Python version: birankpy
Overview
birankpy
provides functions for estimating various rank measures of nodes in bipartite networks including HITS, CoHITS, BGRM, and BiRank. It can also project two-mode networks to one-mode, and estimate PageRank on it. birankpy
allows user-defined edge weights. Implemented with sparse matrix, it's highly efficient.
Dependencies
networkx
pandas
numpy
scipy
Installation
Install with pip
:
pip install birankpy
Example
Let's pretend we have an edge list edgelist_df
containing ties between top nodes and bottom nodes:
top_node | bottom_node |
---|---|
1 | a |
1 | b |
2 | a |
... | .. |
123 | z |
To performing BiRank on this bipartite network, just:
bn = birankpy.BipartiteNetwork()
bn.set_edgelist(edgelist_df, top_col='top_node', bottom_col='bottom_node')
top_birank_df, bottom_birank_df = bn.generate_birank()

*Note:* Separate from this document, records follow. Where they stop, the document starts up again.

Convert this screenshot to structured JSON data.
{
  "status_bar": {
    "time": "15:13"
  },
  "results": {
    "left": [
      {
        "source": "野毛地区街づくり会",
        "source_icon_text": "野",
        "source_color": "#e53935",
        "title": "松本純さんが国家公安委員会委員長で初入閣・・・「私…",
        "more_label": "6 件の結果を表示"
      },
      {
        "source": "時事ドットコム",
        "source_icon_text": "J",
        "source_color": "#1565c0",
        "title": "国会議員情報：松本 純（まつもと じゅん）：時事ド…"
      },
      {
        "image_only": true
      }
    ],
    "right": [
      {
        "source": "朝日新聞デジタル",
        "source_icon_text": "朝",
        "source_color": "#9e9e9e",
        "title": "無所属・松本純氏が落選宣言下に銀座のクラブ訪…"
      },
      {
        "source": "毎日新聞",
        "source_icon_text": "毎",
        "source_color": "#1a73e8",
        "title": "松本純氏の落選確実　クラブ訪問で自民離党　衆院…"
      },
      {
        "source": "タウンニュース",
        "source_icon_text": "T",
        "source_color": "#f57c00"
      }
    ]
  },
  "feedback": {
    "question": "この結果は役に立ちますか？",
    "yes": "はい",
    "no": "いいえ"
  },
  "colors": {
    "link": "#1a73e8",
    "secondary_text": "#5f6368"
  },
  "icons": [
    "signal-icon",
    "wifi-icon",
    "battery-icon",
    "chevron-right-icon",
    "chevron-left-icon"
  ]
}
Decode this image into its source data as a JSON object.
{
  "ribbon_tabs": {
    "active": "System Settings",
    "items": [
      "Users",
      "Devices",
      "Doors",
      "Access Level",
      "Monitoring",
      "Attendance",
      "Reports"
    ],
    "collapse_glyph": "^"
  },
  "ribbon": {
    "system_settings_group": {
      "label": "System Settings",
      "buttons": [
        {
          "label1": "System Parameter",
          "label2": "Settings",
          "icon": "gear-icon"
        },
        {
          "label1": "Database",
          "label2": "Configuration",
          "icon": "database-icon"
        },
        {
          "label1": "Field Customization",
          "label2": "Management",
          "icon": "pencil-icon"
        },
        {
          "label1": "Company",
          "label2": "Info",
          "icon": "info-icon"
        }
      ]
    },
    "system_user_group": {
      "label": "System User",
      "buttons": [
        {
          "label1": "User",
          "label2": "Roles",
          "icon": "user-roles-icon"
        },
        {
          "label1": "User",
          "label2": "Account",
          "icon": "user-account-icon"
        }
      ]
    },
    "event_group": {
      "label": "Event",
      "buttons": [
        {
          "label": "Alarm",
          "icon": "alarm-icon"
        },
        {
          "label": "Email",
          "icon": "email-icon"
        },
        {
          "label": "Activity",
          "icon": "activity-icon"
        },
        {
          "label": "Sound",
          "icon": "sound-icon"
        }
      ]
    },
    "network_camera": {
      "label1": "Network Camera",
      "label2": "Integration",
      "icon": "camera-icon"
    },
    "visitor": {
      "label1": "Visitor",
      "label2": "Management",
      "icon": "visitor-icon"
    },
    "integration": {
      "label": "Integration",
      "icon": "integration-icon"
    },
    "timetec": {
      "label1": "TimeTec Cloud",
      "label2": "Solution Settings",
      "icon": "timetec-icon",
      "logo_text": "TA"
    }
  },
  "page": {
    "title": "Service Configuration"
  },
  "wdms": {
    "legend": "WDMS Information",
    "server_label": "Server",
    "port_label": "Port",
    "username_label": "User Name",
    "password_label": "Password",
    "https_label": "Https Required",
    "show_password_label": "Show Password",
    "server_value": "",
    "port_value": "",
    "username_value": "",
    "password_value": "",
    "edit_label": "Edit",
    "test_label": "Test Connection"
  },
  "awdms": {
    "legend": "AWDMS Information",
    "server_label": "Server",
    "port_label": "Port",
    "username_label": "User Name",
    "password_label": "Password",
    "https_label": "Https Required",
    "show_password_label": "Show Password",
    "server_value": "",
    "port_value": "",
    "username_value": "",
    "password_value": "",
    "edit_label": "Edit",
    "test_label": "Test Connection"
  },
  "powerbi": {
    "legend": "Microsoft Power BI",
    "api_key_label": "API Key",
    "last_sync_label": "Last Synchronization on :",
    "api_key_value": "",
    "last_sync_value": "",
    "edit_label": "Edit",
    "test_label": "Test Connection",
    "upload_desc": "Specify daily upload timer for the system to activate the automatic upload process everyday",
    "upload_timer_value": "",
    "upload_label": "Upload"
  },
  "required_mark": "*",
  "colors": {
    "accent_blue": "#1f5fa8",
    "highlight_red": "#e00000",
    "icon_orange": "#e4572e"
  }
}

For a more detailed example, check out examples/Marvel_social_network.ipynb, where we use the ranking algorithm to analyze the Marvel comic book social network.
Documentation
See documentation for birankpy
at birankpy doc.
Community Guidelines
How to Contribute
In general, you can contribute to this project by creating issues. You are also welcome to contribute to the source code directly by forking the project, modifying the code, and creating pull requests. If you are not familiar with pull requests, check out this post. Please use clear and organized descriptions when creating issues and pull requests.
Bug Report and Support Request
You can use issues to report bugs and seek support. Before creating any new issues, please check for similar ones in the issue list first.